Key Takeaways
The DOL has issued FAQs that generally explain PTE 2020-02 and the expanded definition of fiduciary advice, particularly for rollover recommendations.
The DOL’s expanded definition of fiduciary advice was described in the preamble to PTE 2020-02.
The PTE then provides relief for conflicted non-discretionary recommendations (for example, rollover recommendations), if its conditions are satisfied.
A number of my earlier articles have discussed the requirements that PTE 2020-02 imposes on rollover recommendations.
This article discusses the need for information about the plan and the participant’s interests in the plan in order to develop a compliant rollover recommendation.
Background
The DOL’s prohibited transaction exemption (PTE) 2020-02 (Improving Investment Advice for Workers & Retirees), allows investment advisers, broker-dealers, banks, and insurance companies (“financial institutions”), and their representatives (“investment professionals”), to receive conflicted compensation resulting from non-discretionary fiduciary investment advice to ERISA retirement plans, participants (including rollover recommendations), and IRA owners (all of whom are referred to as “retirement investors”). In addition, in the preamble to the PTE the DOL announced an expanded definition of fiduciary advice, meaning that many more financial institutions and investment professionals are fiduciaries for their recommendations to retirement investors and, therefore, will need the protection provided by the exemption.
In the preamble to the PTE, the DOL described its expanded definition of fiduciary advice. The fiduciary regulations in ERISA and the Internal Revenue Code have two definitions of fiduciary advice.
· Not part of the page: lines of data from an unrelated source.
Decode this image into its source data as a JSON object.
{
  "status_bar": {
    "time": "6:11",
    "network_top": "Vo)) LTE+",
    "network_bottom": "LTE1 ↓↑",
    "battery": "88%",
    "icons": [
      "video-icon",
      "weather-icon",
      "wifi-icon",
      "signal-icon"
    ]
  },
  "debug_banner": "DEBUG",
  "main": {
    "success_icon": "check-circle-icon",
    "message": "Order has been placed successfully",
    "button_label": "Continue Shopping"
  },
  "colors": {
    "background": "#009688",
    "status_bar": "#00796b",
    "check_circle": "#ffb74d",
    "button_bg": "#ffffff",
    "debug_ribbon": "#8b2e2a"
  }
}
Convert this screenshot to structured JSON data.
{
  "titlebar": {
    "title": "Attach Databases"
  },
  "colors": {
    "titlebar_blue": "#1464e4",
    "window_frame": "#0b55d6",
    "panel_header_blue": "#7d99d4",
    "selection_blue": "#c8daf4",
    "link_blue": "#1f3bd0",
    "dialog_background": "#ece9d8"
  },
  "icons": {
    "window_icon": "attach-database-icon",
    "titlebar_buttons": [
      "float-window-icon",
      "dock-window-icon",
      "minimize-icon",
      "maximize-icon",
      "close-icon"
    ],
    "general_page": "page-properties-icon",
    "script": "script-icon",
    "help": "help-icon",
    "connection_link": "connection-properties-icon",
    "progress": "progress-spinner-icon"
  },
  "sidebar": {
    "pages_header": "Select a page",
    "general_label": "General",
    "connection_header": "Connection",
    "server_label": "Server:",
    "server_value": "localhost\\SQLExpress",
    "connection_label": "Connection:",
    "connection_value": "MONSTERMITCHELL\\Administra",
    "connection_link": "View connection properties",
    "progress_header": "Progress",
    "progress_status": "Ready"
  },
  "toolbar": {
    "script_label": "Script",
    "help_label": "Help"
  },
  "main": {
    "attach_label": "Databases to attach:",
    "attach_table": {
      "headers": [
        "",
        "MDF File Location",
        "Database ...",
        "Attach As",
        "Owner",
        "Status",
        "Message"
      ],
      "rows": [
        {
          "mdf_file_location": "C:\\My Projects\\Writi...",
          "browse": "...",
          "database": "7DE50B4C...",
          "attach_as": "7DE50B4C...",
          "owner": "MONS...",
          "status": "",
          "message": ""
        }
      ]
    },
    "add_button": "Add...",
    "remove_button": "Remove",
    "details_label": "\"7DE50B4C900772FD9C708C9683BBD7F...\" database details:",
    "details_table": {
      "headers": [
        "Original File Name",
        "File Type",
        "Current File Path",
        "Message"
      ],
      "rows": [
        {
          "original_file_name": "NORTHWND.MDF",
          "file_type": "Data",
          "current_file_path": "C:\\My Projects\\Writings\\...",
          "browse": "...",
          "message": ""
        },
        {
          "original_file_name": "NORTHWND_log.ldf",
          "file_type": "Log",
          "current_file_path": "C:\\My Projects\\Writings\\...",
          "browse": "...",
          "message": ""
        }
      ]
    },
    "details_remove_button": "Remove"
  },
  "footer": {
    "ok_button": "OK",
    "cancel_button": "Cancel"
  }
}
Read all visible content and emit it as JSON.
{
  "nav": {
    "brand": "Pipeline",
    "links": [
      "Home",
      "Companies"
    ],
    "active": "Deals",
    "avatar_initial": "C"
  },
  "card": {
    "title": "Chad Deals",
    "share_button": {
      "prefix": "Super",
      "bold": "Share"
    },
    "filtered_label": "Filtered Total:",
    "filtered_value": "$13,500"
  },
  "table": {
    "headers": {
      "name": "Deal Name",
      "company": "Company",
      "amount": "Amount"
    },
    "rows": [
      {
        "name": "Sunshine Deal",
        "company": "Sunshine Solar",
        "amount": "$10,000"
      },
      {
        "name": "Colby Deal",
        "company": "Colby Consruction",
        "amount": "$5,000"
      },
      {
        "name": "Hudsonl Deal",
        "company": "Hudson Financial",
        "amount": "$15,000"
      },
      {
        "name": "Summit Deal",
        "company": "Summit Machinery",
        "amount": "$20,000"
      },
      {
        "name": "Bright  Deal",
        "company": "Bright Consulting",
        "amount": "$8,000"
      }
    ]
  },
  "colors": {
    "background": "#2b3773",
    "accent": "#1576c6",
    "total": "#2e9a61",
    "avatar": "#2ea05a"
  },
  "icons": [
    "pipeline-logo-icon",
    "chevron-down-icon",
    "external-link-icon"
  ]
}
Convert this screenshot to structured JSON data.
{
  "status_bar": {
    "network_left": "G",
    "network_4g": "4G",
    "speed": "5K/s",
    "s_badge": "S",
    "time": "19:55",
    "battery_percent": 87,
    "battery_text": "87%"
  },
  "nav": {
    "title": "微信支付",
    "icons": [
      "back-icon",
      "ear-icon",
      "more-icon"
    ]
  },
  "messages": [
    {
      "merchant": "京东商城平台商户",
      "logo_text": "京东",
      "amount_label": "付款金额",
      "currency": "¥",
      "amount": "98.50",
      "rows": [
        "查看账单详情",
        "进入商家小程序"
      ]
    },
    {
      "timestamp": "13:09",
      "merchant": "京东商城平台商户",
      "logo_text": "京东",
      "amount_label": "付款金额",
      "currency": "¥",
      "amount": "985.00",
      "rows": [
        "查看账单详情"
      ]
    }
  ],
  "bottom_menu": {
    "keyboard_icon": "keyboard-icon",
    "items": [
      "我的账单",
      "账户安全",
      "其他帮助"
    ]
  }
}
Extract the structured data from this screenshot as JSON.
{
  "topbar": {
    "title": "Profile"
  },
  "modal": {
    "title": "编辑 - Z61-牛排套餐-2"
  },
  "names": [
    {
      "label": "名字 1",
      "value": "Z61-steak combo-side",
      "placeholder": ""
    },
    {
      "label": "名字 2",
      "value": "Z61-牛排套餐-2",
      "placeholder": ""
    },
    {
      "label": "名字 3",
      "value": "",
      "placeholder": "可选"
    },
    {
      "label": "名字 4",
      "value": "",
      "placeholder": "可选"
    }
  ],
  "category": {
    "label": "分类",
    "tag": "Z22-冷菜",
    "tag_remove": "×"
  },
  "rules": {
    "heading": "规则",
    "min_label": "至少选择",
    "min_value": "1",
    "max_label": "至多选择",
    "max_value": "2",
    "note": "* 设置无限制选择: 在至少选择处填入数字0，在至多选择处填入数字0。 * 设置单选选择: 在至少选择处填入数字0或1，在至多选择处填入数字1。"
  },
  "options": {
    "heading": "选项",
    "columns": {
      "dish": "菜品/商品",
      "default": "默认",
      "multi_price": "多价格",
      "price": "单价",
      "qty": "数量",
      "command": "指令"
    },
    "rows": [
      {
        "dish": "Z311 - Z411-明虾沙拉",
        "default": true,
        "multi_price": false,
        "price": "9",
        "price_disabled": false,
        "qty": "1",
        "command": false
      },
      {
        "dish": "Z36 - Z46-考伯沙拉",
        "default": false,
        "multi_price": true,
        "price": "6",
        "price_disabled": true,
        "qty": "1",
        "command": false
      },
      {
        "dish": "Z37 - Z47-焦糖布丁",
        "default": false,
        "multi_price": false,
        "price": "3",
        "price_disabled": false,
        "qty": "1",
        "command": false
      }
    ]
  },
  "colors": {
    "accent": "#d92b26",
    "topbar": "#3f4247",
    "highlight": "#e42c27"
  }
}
The first is the obvious—where the investment professional and financial institution have discretion over the investments in retirement accounts. In effect, that is a one-part test—“discretion.” In addition, there is a 5-part test for non-discretionary fiduciary advice. The DOL did not amend the regulation to modify any of the “parts,” but instead reinterpreted some of the parts, and particularly the “regular basis” part, to significantly increase the number of investment professionals and financial institutions who are fiduciaries.
This article focuses on the information that is needed to make a compliant rollover recommendation and particularly about information concerning the participant’s interest in the plan.